The ending of that storyline will obviously impact the entire depth chart in a big way.

Those are the two important secondary pieces who wore Burgundy and Gold in 2019 that Rivera focused on (in Norman's case) or will soon focus on (in Dunbar's case). Others from 2019, like Fabian Moreau and Jimmy Moreland, will return and contribute in their own right.

But there are also lots of guys who wore lots of different colors last year who'll soon be worth monitoring in free agency as well. Fortunately, there'll be plenty of targets for Rivera and Kyle Smith, depending on how aggressive they want to be.
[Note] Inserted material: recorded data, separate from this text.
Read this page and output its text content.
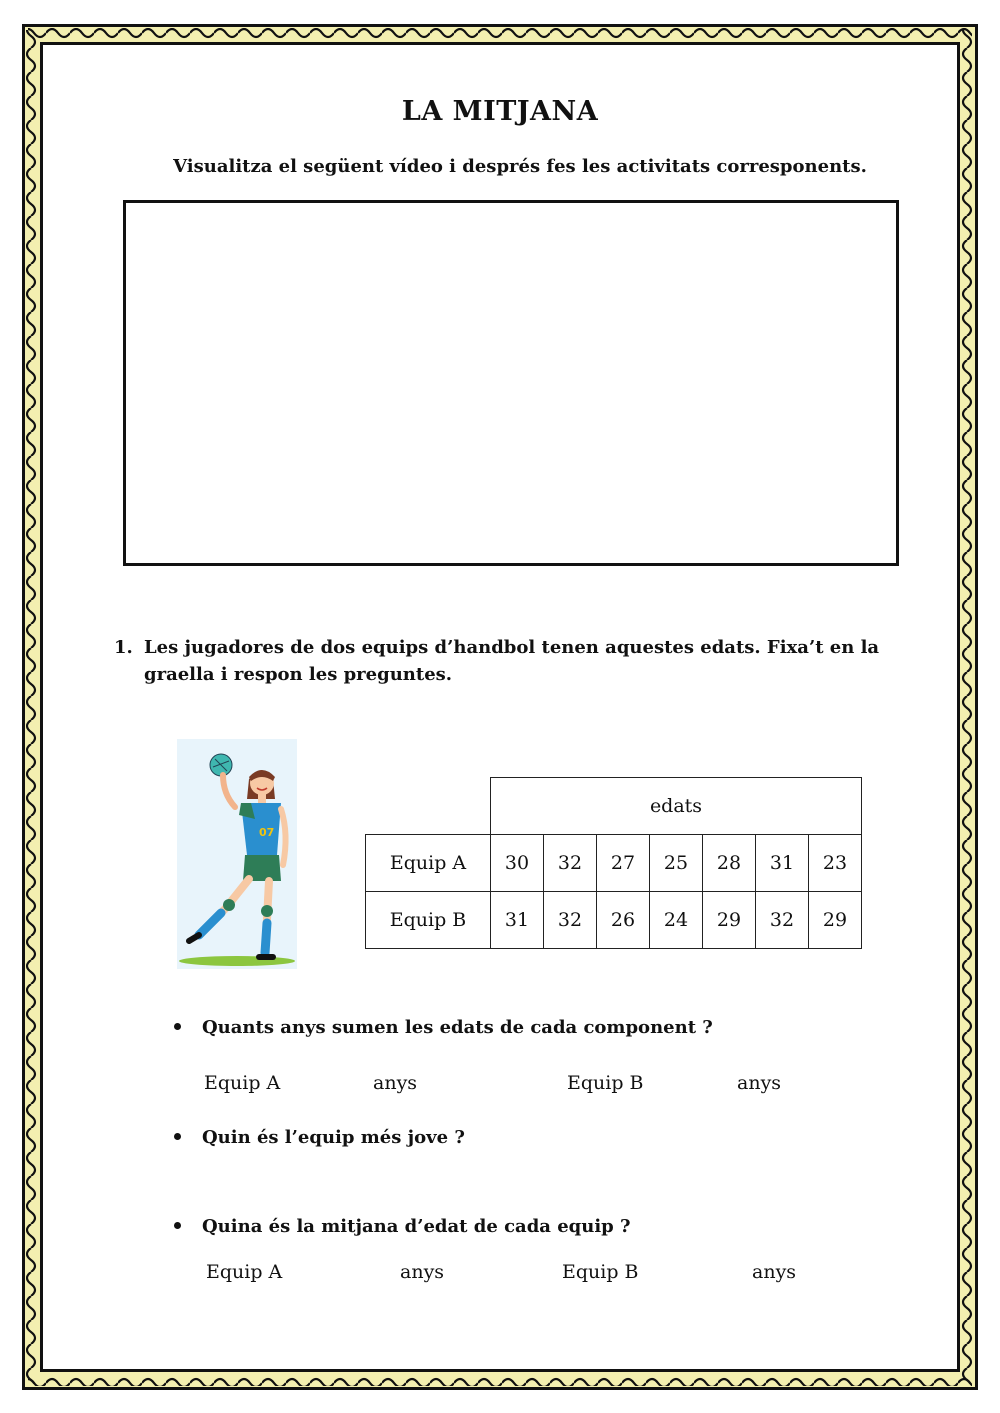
LA MITJANA
Visualitza el següent vídeo i després fes les activitats corresponents.
1. Les jugadores de dos equips d’handbol tenen aquestes edats. Fixa’t en la graella i respon les preguntes.
07
	edats						
Equip A	30	32	27	25	28	31	23
Equip B	31	32	26	24	29	32	29
Quants anys sumen les edats de cada component ?
Equip A	anys	Equip B	anys
Quin és l’equip més jove ?
Quina és la mitjana d’edat de cada equip ?
Equip A	anys	Equip B	anys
There are the well-known names who are about to cash in, like James Bradberry, a former Panther who's already stated that he wouldn't mind a reunion with Rivera if he can't work out a deal with Carolina. Chris Harris also falls into this classification.

Then there are some mid-tier options, such as Bashaud Breeland. Breeland was drafted by the Redskins and recently won a Super Bowl with the Chiefs. He also was slated to sign with the then Rivera-coached Panthers a few offseasons ago before a fluky injury voided that agreement. Bradley Roby and Darqueze Dennard are in a similar place as Breeland.

Beyond those groups, there are even cheaper free agents as well as later draft picks. Looking ahead, as long as the Redskins keep the second pick in this April's draft, they won't be selecting a cornerback. That, plus the fact that they don't have a second-rounder as of now, means whatever prospects they end up with will come later in the event.

As two former linebackers, Rivera and Jack Del Rio surely understand the significance of fortifying and in turn want to fortify the front line of their defense, and they are one Chase Young choice away from doing so. They'll also be keen on improving their old stomping grounds to ensure the middle of the unit is reliable.

However, cornerback can't be overlooked. With the way the NFL has slanted toward the offense during the last decade and the continued influx of talent at wideout and tight end, having multiple corners who can match up with those pass catchers is a must. Because of that, corner should certainly be close to the center of Rivera's mind.